In July 2018, another Edna Mahan correction officer pled guilty to three counts of official misconduct after he admitted sexually abusing three separate prisoners.
In January 2019, another correction officer pled guilty to official misconduct charges after admitting that he repeatedly sexually abused two Edna Mahan prisoners over a period of several years. In sentencing him, the New Jersey court concluded that the officer had “sexually assaulted a vulnerable population.”
Others have been indicted.
As reported by the NY Times, “Sexual abuse should not be a part of any prisoner’s punishment,” Eric S. Dreiband, the head of the Justice Department’s Civil Rights Division, said in a statement accompanying the report, the result of an investigation by the division and the U.S. attorney’s office in New Jersey. “Women prisoners at Edna Mahan are at substantial risk of sexual abuse by staff because systemic deficiencies discourage prisoners from reporting sexual abuse and allow sexual abuse to occur undetected and undeterred.”
Incarcerated women have complained for decades of the sexual and other abuse they are subjected to while confined. Edna Mahan's women were no different. The women endured years of abuse, which included being forced to have sex with other women while staff observed. The report went on to say that “Our society requires prisoners to give up their liberty, but that surrender does not encompass the basic right to be free from severe unwanted sexual contact.” The question has to be asked - why did it take years of reporting for any significant investigation to be done?
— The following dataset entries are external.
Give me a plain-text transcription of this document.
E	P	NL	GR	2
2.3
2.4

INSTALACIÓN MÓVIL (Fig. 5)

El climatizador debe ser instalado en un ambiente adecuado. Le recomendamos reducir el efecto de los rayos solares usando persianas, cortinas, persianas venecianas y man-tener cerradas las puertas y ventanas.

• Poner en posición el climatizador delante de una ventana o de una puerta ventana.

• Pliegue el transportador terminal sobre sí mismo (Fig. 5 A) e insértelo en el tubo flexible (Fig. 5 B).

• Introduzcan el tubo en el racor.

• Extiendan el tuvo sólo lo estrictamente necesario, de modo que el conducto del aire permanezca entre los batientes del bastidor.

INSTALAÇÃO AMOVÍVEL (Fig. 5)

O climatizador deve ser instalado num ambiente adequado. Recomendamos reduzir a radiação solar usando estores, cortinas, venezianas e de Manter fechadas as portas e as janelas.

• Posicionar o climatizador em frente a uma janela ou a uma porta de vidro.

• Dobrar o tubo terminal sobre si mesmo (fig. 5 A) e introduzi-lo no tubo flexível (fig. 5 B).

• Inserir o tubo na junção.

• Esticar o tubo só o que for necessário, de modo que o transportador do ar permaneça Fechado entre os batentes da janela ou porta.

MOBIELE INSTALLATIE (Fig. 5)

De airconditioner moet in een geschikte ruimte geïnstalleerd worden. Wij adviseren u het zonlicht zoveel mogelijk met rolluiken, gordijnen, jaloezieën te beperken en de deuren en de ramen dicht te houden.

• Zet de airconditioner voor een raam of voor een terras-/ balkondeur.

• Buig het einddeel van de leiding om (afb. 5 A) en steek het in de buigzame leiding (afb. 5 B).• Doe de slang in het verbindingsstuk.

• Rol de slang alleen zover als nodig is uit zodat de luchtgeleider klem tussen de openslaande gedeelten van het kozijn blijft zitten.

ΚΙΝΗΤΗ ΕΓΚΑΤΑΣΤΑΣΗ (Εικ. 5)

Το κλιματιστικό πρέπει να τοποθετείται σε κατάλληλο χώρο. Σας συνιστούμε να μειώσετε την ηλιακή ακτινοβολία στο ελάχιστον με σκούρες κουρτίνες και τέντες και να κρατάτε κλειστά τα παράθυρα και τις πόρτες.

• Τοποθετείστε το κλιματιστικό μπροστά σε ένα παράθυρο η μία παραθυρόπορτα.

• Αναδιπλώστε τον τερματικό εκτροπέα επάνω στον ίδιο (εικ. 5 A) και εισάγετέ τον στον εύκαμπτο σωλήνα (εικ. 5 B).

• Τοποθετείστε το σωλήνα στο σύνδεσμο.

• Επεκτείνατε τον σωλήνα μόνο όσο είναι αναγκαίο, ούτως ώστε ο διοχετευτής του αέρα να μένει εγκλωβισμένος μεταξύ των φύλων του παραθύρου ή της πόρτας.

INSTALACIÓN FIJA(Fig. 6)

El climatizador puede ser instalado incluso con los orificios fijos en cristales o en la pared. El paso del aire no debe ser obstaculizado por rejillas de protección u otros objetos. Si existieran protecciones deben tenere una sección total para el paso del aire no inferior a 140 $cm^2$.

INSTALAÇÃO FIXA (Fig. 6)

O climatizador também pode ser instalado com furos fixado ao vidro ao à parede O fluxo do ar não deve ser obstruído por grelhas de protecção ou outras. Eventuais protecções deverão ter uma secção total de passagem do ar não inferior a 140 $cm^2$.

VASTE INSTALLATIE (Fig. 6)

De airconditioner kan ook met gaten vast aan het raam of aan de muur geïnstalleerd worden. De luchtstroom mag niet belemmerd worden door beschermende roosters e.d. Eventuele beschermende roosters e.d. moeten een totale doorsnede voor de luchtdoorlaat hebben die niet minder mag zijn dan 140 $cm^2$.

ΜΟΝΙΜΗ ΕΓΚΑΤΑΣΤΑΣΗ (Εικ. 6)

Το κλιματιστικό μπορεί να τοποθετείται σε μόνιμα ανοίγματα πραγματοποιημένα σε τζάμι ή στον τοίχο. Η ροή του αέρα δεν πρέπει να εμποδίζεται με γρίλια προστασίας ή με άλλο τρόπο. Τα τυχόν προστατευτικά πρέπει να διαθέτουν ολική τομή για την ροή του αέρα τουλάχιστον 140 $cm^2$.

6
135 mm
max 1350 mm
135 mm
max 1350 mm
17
Other incarcerated women report similar abuses at a wide number of facilities but life is often more difficult for them if they report the abuse. The women of Edna Mahan were courageous in their reporting but not after years of being threatened into silence.
Most incarcerated women lost their liberty for non-violent crimes. Most incarcerated women were abused during their pre-incarceration years. These women do need prison. They need services. Whether the needed help is for substance abuse, mental health, education or reunification with children, prisons to not provided supportive environments that will assist women to have healthy lives. The abolition of prisons for women and girls is a national movement, led by the National Council of Incarcerated Women and Girls.
Those interested in joining the abolitionist movement will readily find local organizations leading the efforts locally. Prisons for women have a sordid history of physical and sexual abuse of women and failure to provide services even at the level male provided to incarcerated men. Time indeed is up on the incarcerated of women and girls.